This participatory workshop will bring together leaders in the field to explore the opportunities and challenges for research and development in PV after the SunShot goal has been achieved. The goal of the SunShot Initiative is to make solar energy cost-competitive with other forms of electricity by the end of the decade – specifically, to reach an installed, unsubsidized price of $0.06 per kilowatt hour ($1/W) for utility-scale systems.
Even after achieving the SunShot Initiative’s cost targets for solar energy, successful systems integration will remain as the key barrier to enable significantly higher levels of penetration and growth in solar power generation. To fully realize the SunShot goals, it is critical to address the challenges to successful integration of solar generation into the power grid (both transmission and distribution). SunShot’s Systems Integration (SI) subprogram has developed a vision and action plan with quantifiable metrics to fulfill SunShot’s goals.

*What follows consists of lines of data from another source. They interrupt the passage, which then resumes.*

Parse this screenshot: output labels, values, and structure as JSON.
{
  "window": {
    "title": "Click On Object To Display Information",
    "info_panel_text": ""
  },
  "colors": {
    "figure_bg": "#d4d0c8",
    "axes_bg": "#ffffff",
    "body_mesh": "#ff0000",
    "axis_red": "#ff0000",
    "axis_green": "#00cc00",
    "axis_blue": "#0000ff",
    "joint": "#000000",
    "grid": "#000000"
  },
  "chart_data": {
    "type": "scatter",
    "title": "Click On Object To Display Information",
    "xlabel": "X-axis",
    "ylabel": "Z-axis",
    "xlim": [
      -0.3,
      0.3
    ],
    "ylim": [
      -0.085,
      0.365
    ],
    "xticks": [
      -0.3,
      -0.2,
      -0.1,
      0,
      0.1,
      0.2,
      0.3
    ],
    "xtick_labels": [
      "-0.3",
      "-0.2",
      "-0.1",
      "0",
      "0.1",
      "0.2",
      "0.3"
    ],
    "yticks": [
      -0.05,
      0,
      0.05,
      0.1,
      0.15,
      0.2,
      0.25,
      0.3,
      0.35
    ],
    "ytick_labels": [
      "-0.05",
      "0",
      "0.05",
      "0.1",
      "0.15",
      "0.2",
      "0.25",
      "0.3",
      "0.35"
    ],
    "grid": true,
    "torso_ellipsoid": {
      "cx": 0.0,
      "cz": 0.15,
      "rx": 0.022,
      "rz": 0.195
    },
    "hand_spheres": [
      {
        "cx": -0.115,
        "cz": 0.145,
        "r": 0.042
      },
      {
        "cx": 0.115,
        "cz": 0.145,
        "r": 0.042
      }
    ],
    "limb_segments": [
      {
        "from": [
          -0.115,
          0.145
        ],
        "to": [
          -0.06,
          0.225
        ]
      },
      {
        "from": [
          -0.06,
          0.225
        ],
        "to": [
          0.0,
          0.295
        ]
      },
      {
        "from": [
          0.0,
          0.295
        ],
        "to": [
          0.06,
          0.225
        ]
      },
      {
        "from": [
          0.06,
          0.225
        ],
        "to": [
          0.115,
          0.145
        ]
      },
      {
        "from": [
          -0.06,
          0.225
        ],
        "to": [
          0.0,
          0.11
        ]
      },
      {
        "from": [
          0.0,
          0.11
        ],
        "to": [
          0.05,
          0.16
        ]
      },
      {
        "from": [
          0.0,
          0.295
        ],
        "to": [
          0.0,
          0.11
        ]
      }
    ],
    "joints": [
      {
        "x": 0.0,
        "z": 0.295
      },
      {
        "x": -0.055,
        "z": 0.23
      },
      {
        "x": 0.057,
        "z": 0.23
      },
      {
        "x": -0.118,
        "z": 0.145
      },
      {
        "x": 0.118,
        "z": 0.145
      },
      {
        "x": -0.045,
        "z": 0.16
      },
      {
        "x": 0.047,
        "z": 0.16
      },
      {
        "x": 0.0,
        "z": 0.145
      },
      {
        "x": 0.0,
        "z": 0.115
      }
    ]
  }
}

2013 was a big comeback year for CSP in the United States with the commissioning of the Abengoa Solana plant, the first sync of the BrightSource Energy Ivanpah plant, and other major plants well along in their schedules. CSP is experiencing a true renaissance moment in the United States. In this session, expert panelists will address the challenges and opportunities for CSP in both domestic and international markets.
Disruptive solar technologies entering the PV and CSP landscape today hold the potential to greatly impact the future of solar energy conversion. This session will highlight new techniques, processes, materials, and ‘game changing’ revelations over the last several years, while also exploring the major obstacles to commercialization. Three speakers will provide fifteen minute presentations on promising areas such as combinatorial materials synthesis, perovskites for photovoltaics, inverse design, and photon enhanced thermionics.
As PV system installations continue to ramp up across the United States, the process for handling used and expired PV modules in the next 20-30 years would benefit from serious planning and forethought. This session will explore the major issues related to developing and establishing an operational recycling program for PV modules in the U.S. The discussion will also address key areas of interest: the current status of PV recycling in the U.S.
The global PV manufacturing landscape has undergone significant changes in the past decade, from geographic and economic changes in the supply chain to a significant increase in PV module production by fewer manufacturers. The lessons learned over the last decade will guide the future of this growing industry. This session will explore the future of PV manufacturing over the next 5 to 10 years, both domestic and abroad.